With TRAINING_TIMING_BREAKDOWN=1, early-step lines look like this (same hardware / config as above; grad_accum_steps=8, per-micro averages for batch/forward/backward):

timing_breakdown step:1 micro_steps:8 batch_cpu_ms:0.29 batch_h2d_ms:0.35 forward_ms:30.54 backward_ms:64.93 grad_clip_ms:0.00 optimizer_ms:55.37 val_ms:121092.09 explicit_sync_ms:0.16 (per_optimizer_step; forward/backward/batch averaged over micro_steps; grad_accum_steps=8)
timing_breakdown step:2 micro_steps:8 batch_cpu_ms:0.29 batch_h2d_ms:0.35 forward_ms:30.29 backward_ms:64.72 grad_clip_ms:0.00 optimizer_ms:55.08 val_ms:0.00 explicit_sync_ms:0.00 (per_optimizer_step; forward/backward/batch averaged over micro_steps; grad_accum_steps=8)
timing_breakdown step:3 micro_steps:8 batch_cpu_ms:0.28 batch_h2d_ms:0.37 forward_ms:30.66 backward_ms:65.18 grad_clip_ms:0.00 optimizer_ms:54.45 val_ms:0.00 explicit_sync_ms:0.00 (per_optimizer_step; forward/backward/batch averaged over micro_steps; grad_accum_steps=8)
timing_breakdown step:4 micro_steps:8 batch_cpu_ms:0.31 batch_h2d_ms:0.34 forward_ms:30.34 backward_ms:64.43 grad_clip_ms:0.00 optimizer_ms:55.19 val_ms:0.00 explicit_sync_ms:0.00 (per_optimizer_step; forward/backward/batch averaged over micro_steps; grad_accum_steps=8)

How to read this: batch_cpu_ms and batch_h2d_ms are ~0.3 ms per micro-step; forward_ms and backward_ms are ~30 ms and ~65 ms per micro-step.
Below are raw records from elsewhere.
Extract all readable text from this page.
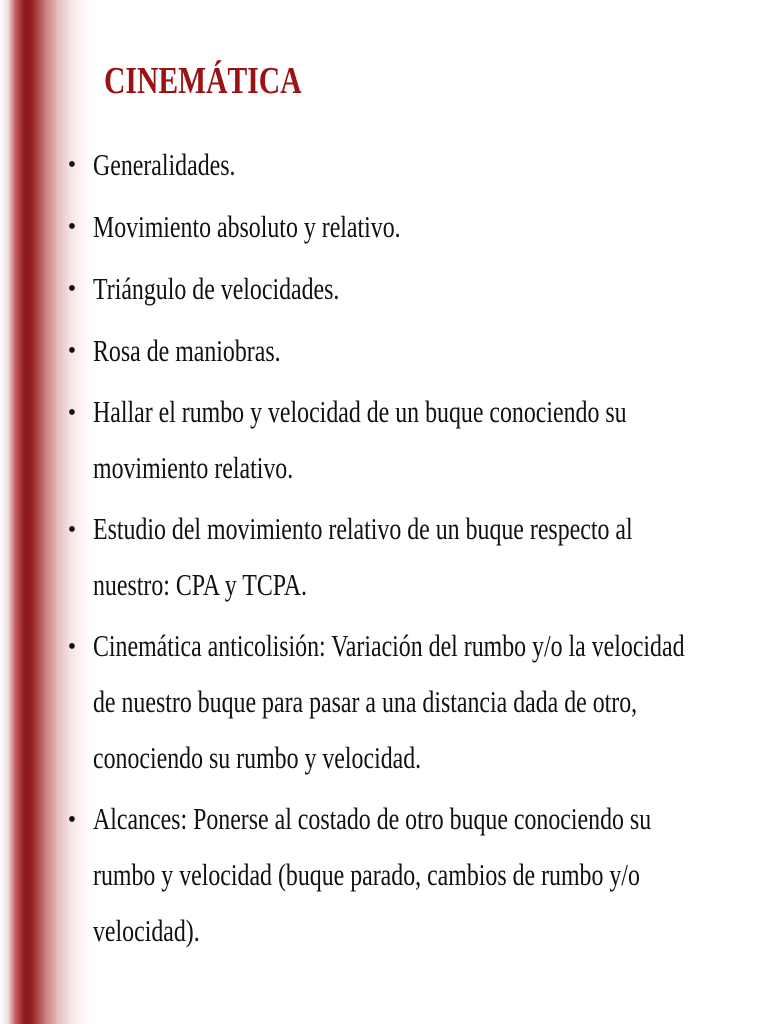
CINEMÁTICA
• Generalidades.
• Movimiento absoluto y relativo.
• Triángulo de velocidades.
• Rosa de maniobras.
• Hallar el rumbo y velocidad de un buque conociendo su movimiento relativo.
• Estudio del movimiento relativo de un buque respecto al nuestro: CPA y TCPA.
• Cinemática anticolisión: Variación del rumbo y/o la velocidad de nuestro buque para pasar a una distancia dada de otro, conociendo su rumbo y velocidad.
• Alcances: Ponerse al costado de otro buque conociendo su rumbo y velocidad (buque parado, cambios de rumbo y/o velocidad).
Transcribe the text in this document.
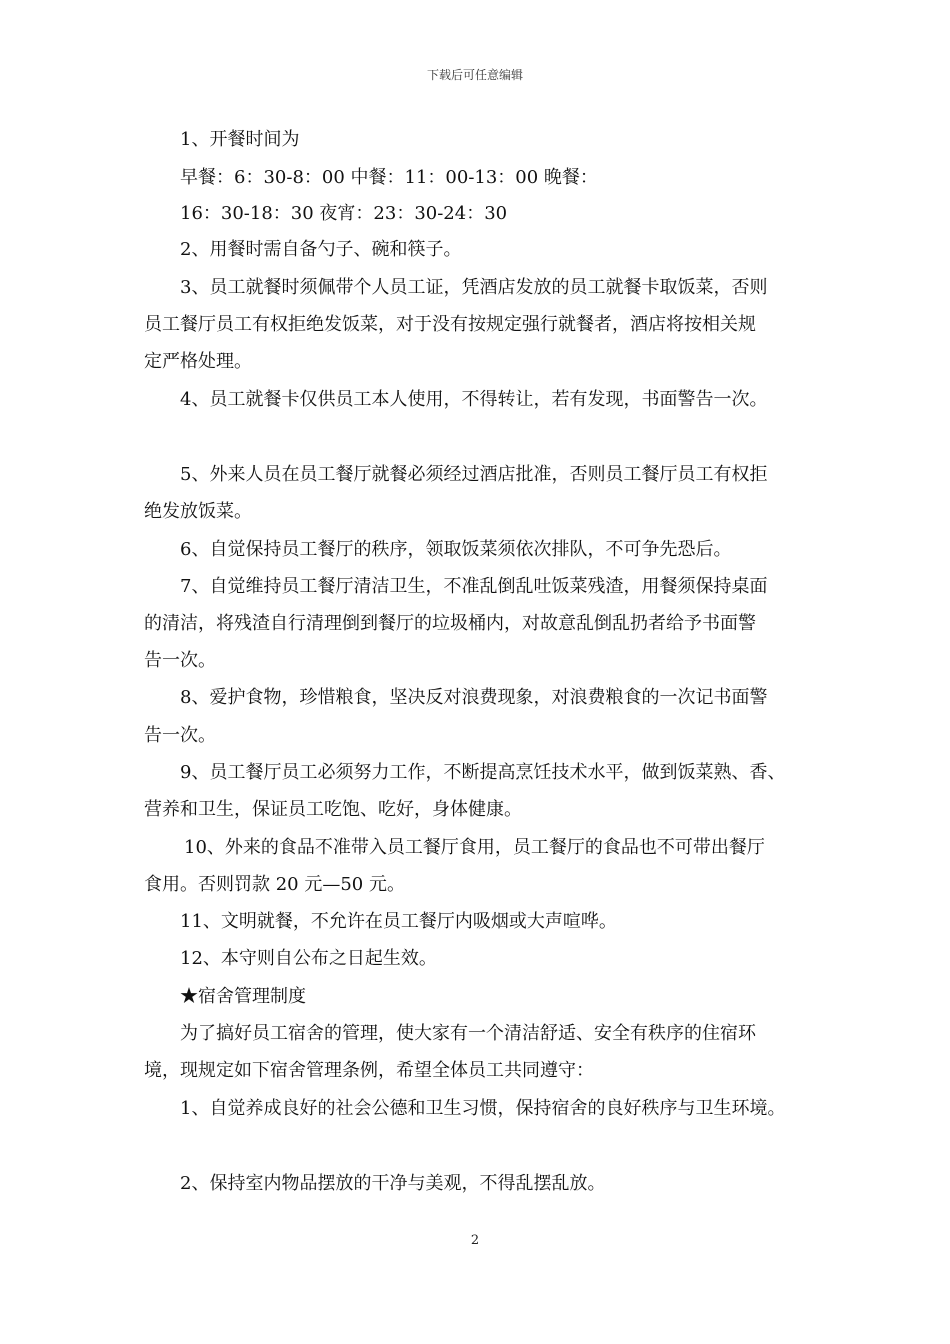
下载后可任意编辑
1、开餐时间为
早餐：6：30-8：00 中餐：11：00-13：00 晚餐：
16：30-18：30 夜宵：23：30-24：30
2、用餐时需自备勺子、碗和筷子。
3、员工就餐时须佩带个人员工证，凭酒店发放的员工就餐卡取饭菜，否则
员工餐厅员工有权拒绝发饭菜，对于没有按规定强行就餐者，酒店将按相关规
定严格处理。
4、员工就餐卡仅供员工本人使用，不得转让，若有发现，书面警告一次。
5、外来人员在员工餐厅就餐必须经过酒店批准，否则员工餐厅员工有权拒
绝发放饭菜。
6、自觉保持员工餐厅的秩序，领取饭菜须依次排队，不可争先恐后。
7、自觉维持员工餐厅清洁卫生，不准乱倒乱吐饭菜残渣，用餐须保持桌面
的清洁，将残渣自行清理倒到餐厅的垃圾桶内，对故意乱倒乱扔者给予书面警
告一次。
8、爱护食物，珍惜粮食，坚决反对浪费现象，对浪费粮食的一次记书面警
告一次。
9、员工餐厅员工必须努力工作，不断提高烹饪技术水平，做到饭菜熟、香、
营养和卫生，保证员工吃饱、吃好，身体健康。
10、外来的食品不准带入员工餐厅食用，员工餐厅的食品也不可带出餐厅
食用。否则罚款 20 元—50 元。
11、文明就餐，不允许在员工餐厅内吸烟或大声喧哗。
12、本守则自公布之日起生效。
★宿舍管理制度
为了搞好员工宿舍的管理，使大家有一个清洁舒适、安全有秩序的住宿环
境，现规定如下宿舍管理条例，希望全体员工共同遵守：
1、自觉养成良好的社会公德和卫生习惯，保持宿舍的良好秩序与卫生环境。
2、保持室内物品摆放的干净与美观，不得乱摆乱放。
2
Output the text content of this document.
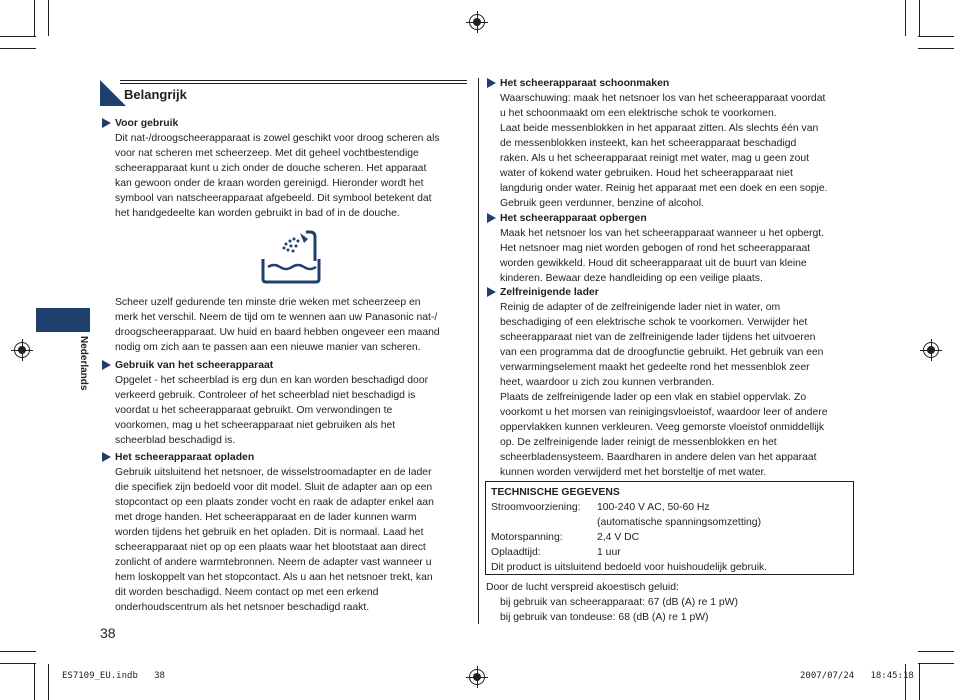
Nederlands
Belangrijk
Voor gebruik
Dit nat-/droogscheerapparaat is zowel geschikt voor droog scheren als
voor nat scheren met scheerzeep. Met dit geheel vochtbestendige
scheerapparaat kunt u zich onder de douche scheren. Het apparaat
kan gewoon onder de kraan worden gereinigd. Hieronder wordt het
symbool van natscheerapparaat afgebeeld. Dit symbool betekent dat
het handgedeelte kan worden gebruikt in bad of in de douche.
Scheer uzelf gedurende ten minste drie weken met scheerzeep en
merk het verschil. Neem de tijd om te wennen aan uw Panasonic nat-/
droogscheerapparaat. Uw huid en baard hebben ongeveer een maand
nodig om zich aan te passen aan een nieuwe manier van scheren.
Gebruik van het scheerapparaat
Opgelet - het scheerblad is erg dun en kan worden beschadigd door
verkeerd gebruik. Controleer of het scheerblad niet beschadigd is
voordat u het scheerapparaat gebruikt. Om verwondingen te
voorkomen, mag u het scheerapparaat niet gebruiken als het
scheerblad beschadigd is.
Het scheerapparaat opladen
Gebruik uitsluitend het netsnoer, de wisselstroomadapter en de lader
die specifiek zijn bedoeld voor dit model. Sluit de adapter aan op een
stopcontact op een plaats zonder vocht en raak de adapter enkel aan
met droge handen. Het scheerapparaat en de lader kunnen warm
worden tijdens het gebruik en het opladen. Dit is normaal. Laad het
scheerapparaat niet op op een plaats waar het blootstaat aan direct
zonlicht of andere warmtebronnen. Neem de adapter vast wanneer u
hem loskoppelt van het stopcontact. Als u aan het netsnoer trekt, kan
dit worden beschadigd. Neem contact op met een erkend
onderhoudscentrum als het netsnoer beschadigd raakt.
38
Het scheerapparaat schoonmaken
Waarschuwing: maak het netsnoer los van het scheerapparaat voordat
u het schoonmaakt om een elektrische schok te voorkomen.
Laat beide messenblokken in het apparaat zitten. Als slechts één van
de messenblokken insteekt, kan het scheerapparaat beschadigd
raken. Als u het scheerapparaat reinigt met water, mag u geen zout
water of kokend water gebruiken. Houd het scheerapparaat niet
langdurig onder water. Reinig het apparaat met een doek en een sopje.
Gebruik geen verdunner, benzine of alcohol.
Het scheerapparaat opbergen
Maak het netsnoer los van het scheerapparaat wanneer u het opbergt.
Het netsnoer mag niet worden gebogen of rond het scheerapparaat
worden gewikkeld. Houd dit scheerapparaat uit de buurt van kleine
kinderen. Bewaar deze handleiding op een veilige plaats.
Zelfreinigende lader
Reinig de adapter of de zelfreinigende lader niet in water, om
beschadiging of een elektrische schok te voorkomen. Verwijder het
scheerapparaat niet van de zelfreinigende lader tijdens het uitvoeren
van een programma dat de droogfunctie gebruikt. Het gebruik van een
verwarmingselement maakt het gedeelte rond het messenblok zeer
heet, waardoor u zich zou kunnen verbranden.
Plaats de zelfreinigende lader op een vlak en stabiel oppervlak. Zo
voorkomt u het morsen van reinigingsvloeistof, waardoor leer of andere
oppervlakken kunnen verkleuren. Veeg gemorste vloeistof onmiddellijk
op. De zelfreinigende lader reinigt de messenblokken en het
scheerbladensysteem. Baardharen in andere delen van het apparaat
kunnen worden verwijderd met het borsteltje of met water.
TECHNISCHE GEGEVENS
Stroomvoorziening: 100-240 V AC, 50-60 Hz
(automatische spanningsomzetting)
Motorspanning:	2,4 V DC
Oplaadtijd:	1 uur
Dit product is uitsluitend bedoeld voor huishoudelijk gebruik.
Door de lucht verspreid akoestisch geluid:
bij gebruik van scheerapparaat: 67 (dB (A) re 1 pW)
bij gebruik van tondeuse: 68 (dB (A) re 1 pW)
ES7109_EU.indb 38	2007/07/24 18:45:18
Scaled by 8 micro-steps, batch prep + H2D is on the order of ~5 ms per optimizer step, while forward + backward + optimizer is on the order of ~800+ ms. So data movement is a tiny slice of the step; overlapping it cannot move wall-clock much when the GPU is already busy with compute for almost the whole step.

Caveat: On a much faster GPU (or smaller model / larger batch so steps are shorter), the same CPU+H2D work could become a larger fraction of the step, and prefetch or val overlap might show up more in profiles. The breakdown above is not universal; it only shows why the optimization can be a no-op when compute is the bottleneck.